The Bailout Buzz
Time looks at the reaction to the House bill in Why Main Street Is Mad: Scenes from a Financial Crisis. The article includes remarks from Jay Inslee, the only Washington State Democrat to vote against the bailout in the House:
The correspondence from his constituents fell into three camps, Inslee says. The first group thinks any bailout is an outrage at a time when CEOs have been getting such huge bonuses. These people, says Inslee, “are so outraged, they don’t get past that.” The second group comprises people who recognize the need to intervene to avert further financial calamity “but are absolutely outraged that we’d do something that is so inequitable to Main Street.” This group, he says, is considerably larger than the first and wants a more balanced bill. Finally, Inslee says, there is a third group that “is in favor of doing anything because the situation is so dire. And his name is Bob.” Inslee isn’t being facetious: it is a group of one, a constituent named Bob, who avidly promotes the view.

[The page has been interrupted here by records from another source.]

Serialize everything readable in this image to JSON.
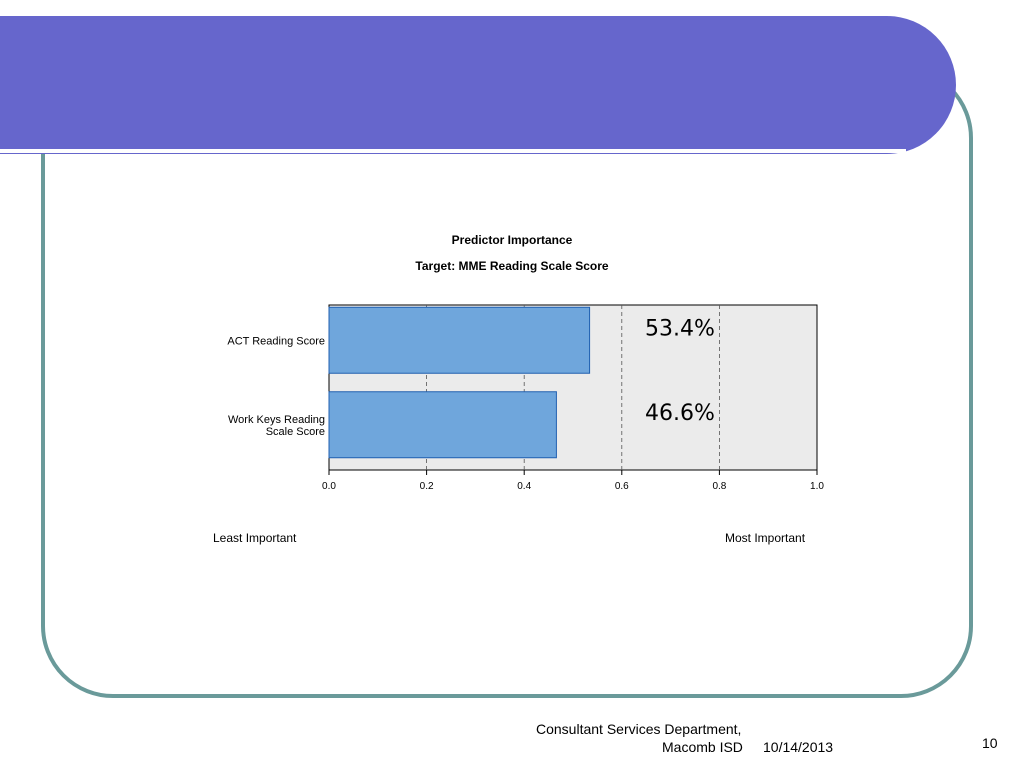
{
  "footer": {
    "department_line1": "Consultant Services Department,",
    "department_line2": "Macomb ISD",
    "date": "10/14/2013",
    "page_number": "10"
  },
  "theme": {
    "header_color": "#6666cc",
    "frame_color": "#6a9a9a",
    "bar_color": "#6fa6dc",
    "bar_edge": "#1f5fb0",
    "plot_bg": "#ebebeb"
  },
  "chart_data": {
    "type": "bar",
    "orientation": "horizontal",
    "title": "Predictor Importance",
    "subtitle": "Target: MME Reading Scale Score",
    "categories": [
      [
        "ACT Reading Score"
      ],
      [
        "Work Keys Reading",
        "Scale Score"
      ]
    ],
    "values": [
      0.534,
      0.466
    ],
    "data_labels": [
      "53.4%",
      "46.6%"
    ],
    "xlim": [
      0.0,
      1.0
    ],
    "xticks": [
      "0.0",
      "0.2",
      "0.4",
      "0.6",
      "0.8",
      "1.0"
    ],
    "grid": true,
    "legend_low": "Least Important",
    "legend_high": "Most Important"
  }
}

All 451 pages of the Senate bill [PDF] would seem to be the House bill with tax breaks, so the government will be even less able to pay off its huge deficits. There is still no input sought from economists. The Senate is sugar-coating the bill with tax cuts to suck in more Republicans in the House.
This isn’t policy, it’s politics. It’s still a bailout, not a “rescue”, and it only helps Wall Street.
2 comments
The majority of these Senators are completely out of touch with their constituents. They don’t understand that there is a lot of anger out here in regular-folk-ville. We don’t want to help wall street. We want them to take their lumps. We realize there will be financial pain if we don’t. But we also suspect there will be financial pain for us if we do bail them out. We want some protection for our tax dollars but we don’t see that in this bill. They act like it’s business as usual. It’s time for new representation.
The people voting on this bill don’t understand the problem, and it is in the interest of Wall Street that the ignorance continues. Wall Street was allowed to go crazy, and there are elements of this bill that increase the likelihood that the insanity will get worse, not better.
You don’t decrease regulation on the people who have broken what few rules still exist, but that’s included in this bill.